Few series in OCT-A imaging have been published to date. A factor limiting the use of this device in SC is an unreliable automatic segmentation requiring manual segmentation. In OCT-A, the areas of atrophy of the choriocapillaris are more extensive than the areas of atrophy of the pigment epithelium, indicating the choriocapillaris as the site of primary inflammation. OCT-A confirms the involvement of the choriocapillaris by showing a hypodensity of flow, corresponding to the area in hypofluorescence on ICG angiography. This examination clearly makes it possible to differentiate between a recurrence of the disease which results in the appearance of a new hypodense lesion contiguous to a pre-existing lesion and a neovascular complication which shows an abnormal vascular network [2,9].

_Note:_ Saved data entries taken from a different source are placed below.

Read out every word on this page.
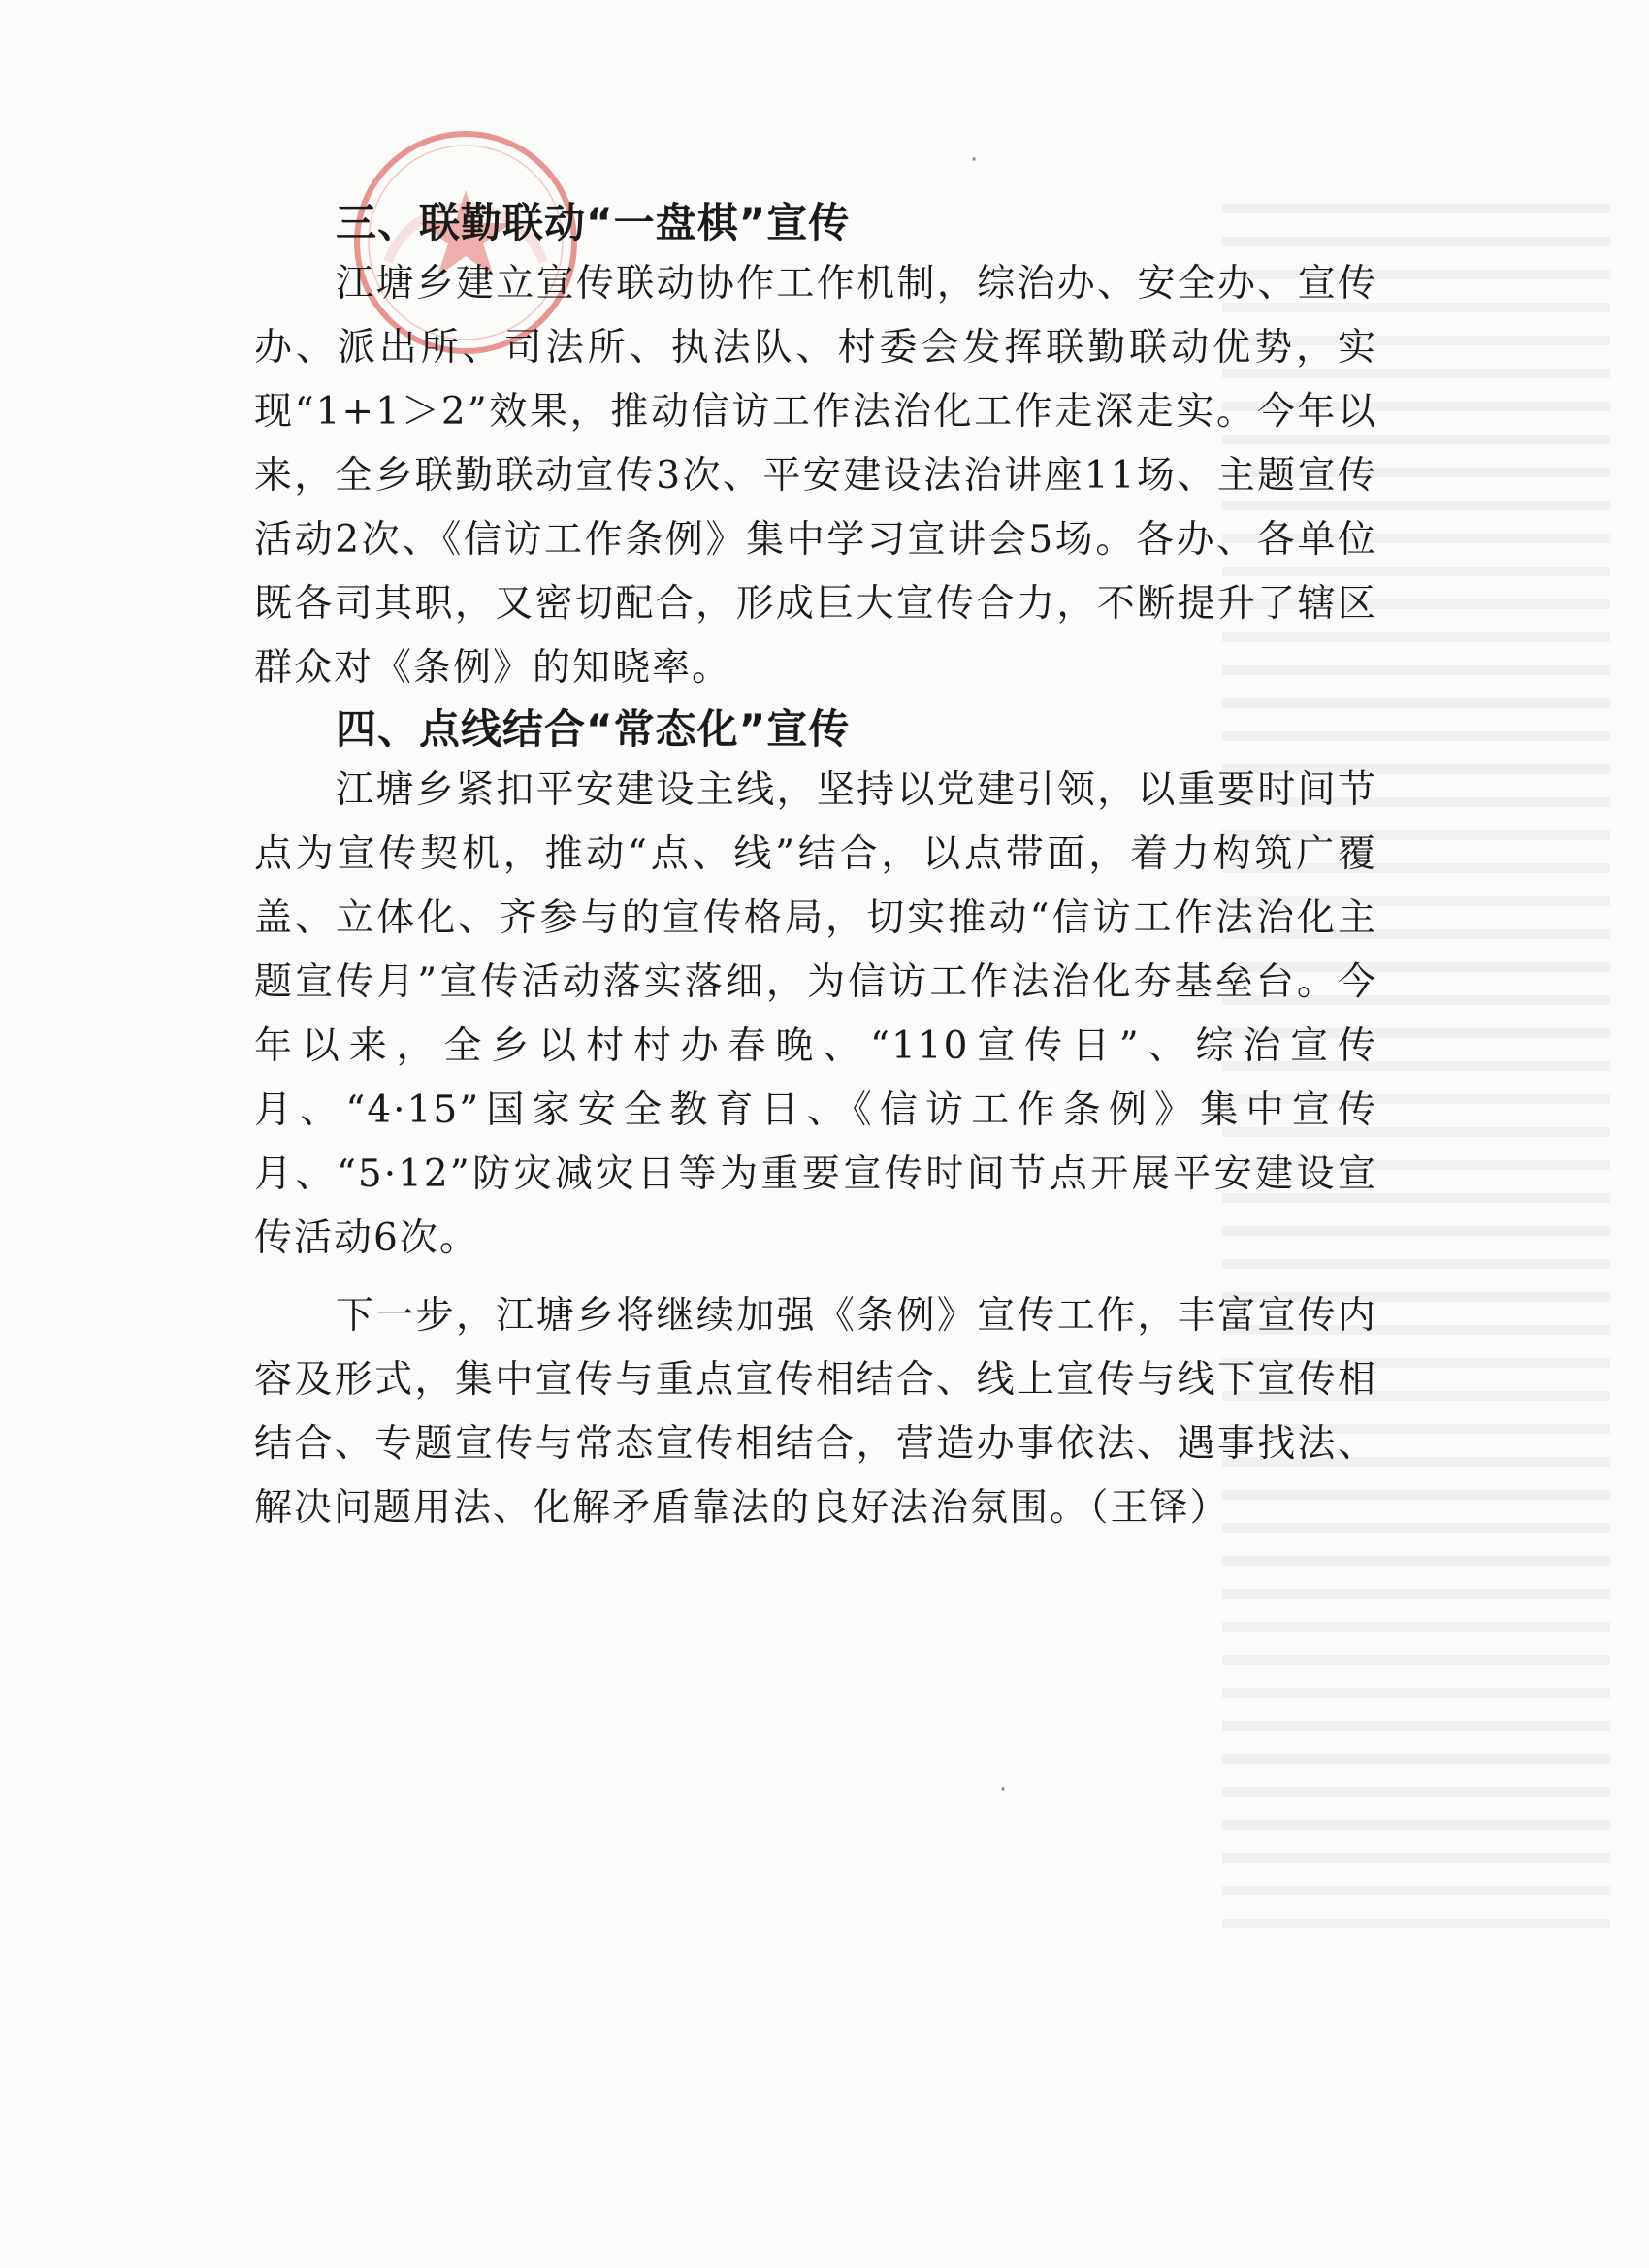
·
·
三、联勤联动“一盘棋”宣传

江塘乡建立宣传联动协作工作机制，综治办、安全办、宣传办、派出所、司法所、执法队、村委会发挥联勤联动优势，实现“1+1＞2”效果，推动信访工作法治化工作走深走实。今年以来，全乡联勤联动宣传3次、平安建设法治讲座11场、主题宣传活动2次、《信访工作条例》集中学习宣讲会5场。各办、各单位既各司其职，又密切配合，形成巨大宣传合力，不断提升了辖区群众对《条例》的知晓率。

四、点线结合“常态化”宣传

江塘乡紧扣平安建设主线，坚持以党建引领，以重要时间节点为宣传契机，推动“点、线”结合，以点带面，着力构筑广覆盖、立体化、齐参与的宣传格局，切实推动“信访工作法治化主题宣传月”宣传活动落实落细，为信访工作法治化夯基垒台。今年以来，全乡以村村办春晚、“110宣传日”、综治宣传月、“4·15”国家安全教育日、《信访工作条例》集中宣传月、“5·12”防灾减灾日等为重要宣传时间节点开展平安建设宣传活动6次。

下一步，江塘乡将继续加强《条例》宣传工作，丰富宣传内容及形式，集中宣传与重点宣传相结合、线上宣传与线下宣传相结合、专题宣传与常态宣传相结合，营造办事依法、遇事找法、解决问题用法、化解矛盾靠法的良好法治氛围。（王铎）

El Ameen [11] considers that OCT-A could be very useful for routine monitoring of SC because it is easy to perform and non-invasive, but that during the initial evaluation, ICG angiography remains preferable because it more clearly delineates choriocapillary lesions.
Conclusion
SC is a recurrent and aggressive disease with a poor prognosis. Progression of chorioretinal lesions results in the formation of large atrophic scars. In practice, a multimodal imaging approach is essential for the diagnosis and monitoring of SC and for the detection of possible secondary neovascularization.